Tras preparar la masa, la dejamos fermentar en un lugar cálido y tranquilo. Y es que en la pizza, como en las personas, lo bueno, a veces, se hace esperar y, para lograr que aflore, es necesario un periodo de tranquilidad. No dejo de pensar que, en este sentido, las masas de pan siguen un proceso paralelo al que seguimos las personas cuando iniciamos una terapia. Al principio, el terapeuta te enfrenta a tu propia verdad, te confronta con ella, te zarandea, con cariño pero con firmeza y decisión, para dejar después que sea tu propio fermento personal, las levaduras de los valores que llevas dentro las que obren el milagro. Dejar pasar el tiempo, permitir que las cosas ocurran, qué importante es saber tener paciencia.

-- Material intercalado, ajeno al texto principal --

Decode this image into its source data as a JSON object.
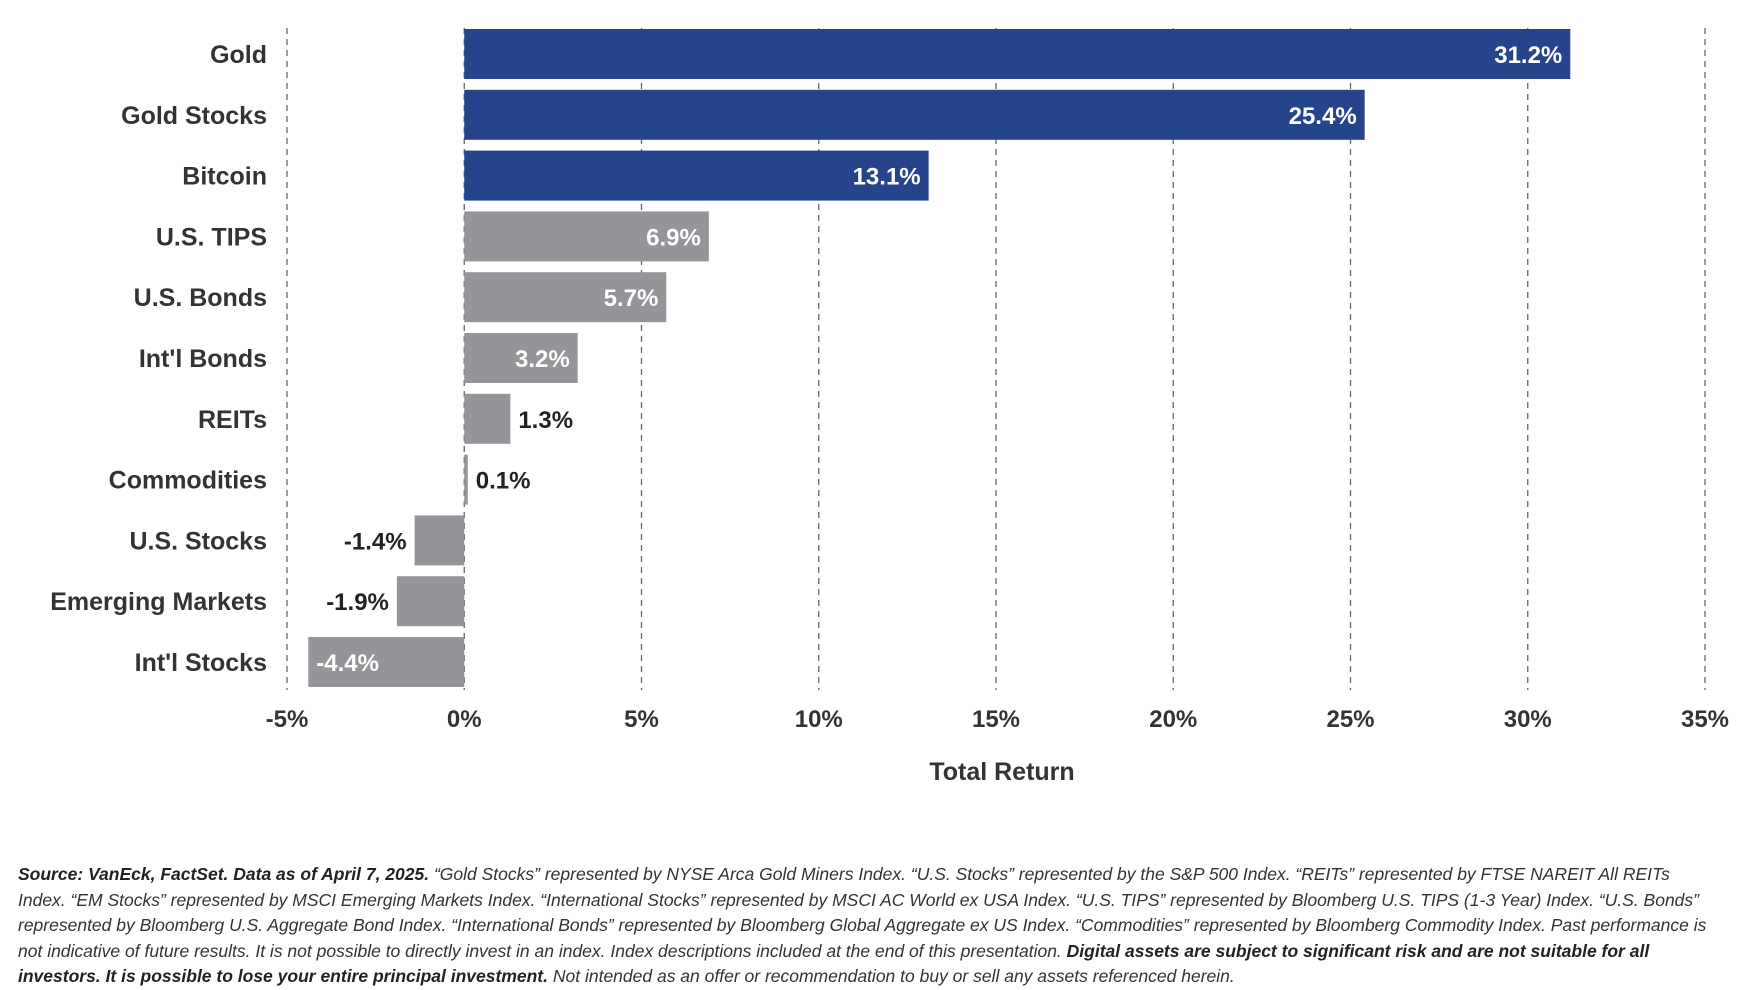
{
  "chart_data": {
    "type": "bar",
    "orientation": "horizontal",
    "categories": [
      "Gold",
      "Gold Stocks",
      "Bitcoin",
      "U.S. TIPS",
      "U.S. Bonds",
      "Int'l Bonds",
      "REITs",
      "Commodities",
      "U.S. Stocks",
      "Emerging Markets",
      "Int'l Stocks"
    ],
    "values": [
      31.2,
      25.4,
      13.1,
      6.9,
      5.7,
      3.2,
      1.3,
      0.1,
      -1.4,
      -1.9,
      -4.4
    ],
    "data_labels": [
      "31.2%",
      "25.4%",
      "13.1%",
      "6.9%",
      "5.7%",
      "3.2%",
      "1.3%",
      "0.1%",
      "-1.4%",
      "-1.9%",
      "-4.4%"
    ],
    "highlighted": [
      true,
      true,
      true,
      false,
      false,
      false,
      false,
      false,
      false,
      false,
      false
    ],
    "xlabel": "Total Return",
    "ylabel": "",
    "xlim": [
      -5,
      35
    ],
    "ticks": [
      -5,
      0,
      5,
      10,
      15,
      20,
      25,
      30,
      35
    ],
    "tick_labels": [
      "-5%",
      "0%",
      "5%",
      "10%",
      "15%",
      "20%",
      "25%",
      "30%",
      "35%"
    ],
    "grid": "vertical-dashed",
    "colors": {
      "highlight": "#26448c",
      "default": "#939598",
      "grid": "#666666",
      "label_inside": "#ffffff",
      "label_outside": "#222222"
    }
  },
  "footnote": {
    "source_bold": "Source: VanEck, FactSet. Data as of April 7, 2025.",
    "body": " “Gold Stocks” represented by NYSE Arca Gold Miners Index. “U.S. Stocks” represented by the S&P 500 Index. “REITs” represented by FTSE NAREIT All REITs Index. “EM Stocks” represented by MSCI Emerging Markets Index. “International Stocks” represented by MSCI AC World ex USA Index. “U.S. TIPS” represented by Bloomberg U.S. TIPS (1-3 Year) Index. “U.S. Bonds” represented by Bloomberg U.S. Aggregate Bond Index. “International Bonds” represented by Bloomberg Global Aggregate ex US Index. “Commodities” represented by Bloomberg Commodity Index. Past performance is not indicative of future results. It is not possible to directly invest in an index. Index descriptions included at the end of this presentation. ",
    "warning_bold": "Digital assets are subject to significant risk and are not suitable for all investors. It is possible to lose your entire principal investment.",
    "tail": " Not intended as an offer or recommendation to buy or sell any assets referenced herein."
  }
}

Con la salsa y con los ingredientes que pusimos sobre la masa se aprendió aquella vieja máxima de la cocina italiana de que menos es más. En este sentido, la cocina italiana es muy sencilla, pero sencillo no es sinónimo de simple en este caso. Es una sencillez muy complicada de aprender. Tan sólo tres o cuatro ingredientes, mas de la máxima calidad, combinados de un modo austero, producen los platos más inolvidables y sabrosos que podamos imaginar. Una buena lata de tomates bien maduros triturados, un poco de ajo, orégano, sal, pimienta y aceite de oliva: una salsa sin secretos pero con sabor. Y como ingredientes, salami, bacon, atún, berenjenas, calabacín, cebolla, alcachofas, champiñones, mozzarella, parmesano y provolone. Una lección más y otro paralelismo con la vida. No hacen falta grandes cosas para seguir adelante, basta con que uno tenga claro cuáles son sus valores y cualidades, los mejores ingredientes, y sepa combinarlos de modo sencillo. Ésa es a menudo la receta del éxito. Menos es más. Esa sencillez tan compleja de aprender que, a veces cuesta toda una vida encontrar. Como el toque del cocinero…
Uno no sabe a veces si ha conseguido lo que pretendía con una determinada acción. Yo no sabía el viernes, hacía el final de la clase, si había conseguido transmitirles todas estas ideas a mis alumnos. Y, sin embargo, mis dudas desaparecieron cuando sacamos la primera pizza del horno. Elaborada por Jose, con bacon y champiñones, a todos nos encantó. Fuimos, una vez más, capaces de recrear la magia de la cocina italiana. Y esto es algo que no sólo decimos mis alumnos y yo. Unos cuantos padres que se acercaron al aula, invitados por sus hijos, y que probaron algunas de las pizzas, lo certifican. Quisieron disfrazarse estos padres de jueces implacables pero acabaron sucumbiendo al sabor y aroma de las apetitosas pizzas que prepararon sus hijos.
Terminaré esta entrada parafraseando a Gary Lineker y diciendo que, aunque el mundo es un lugar en el que se pasan épocas de brumas y días grises, al final la luz del sol acaba entrando por algún resquicio. En la tarea de encontrar esa luminosidad se encierra el arte de saber vivir…y de preparar una buena pizza. Que lo sepáis.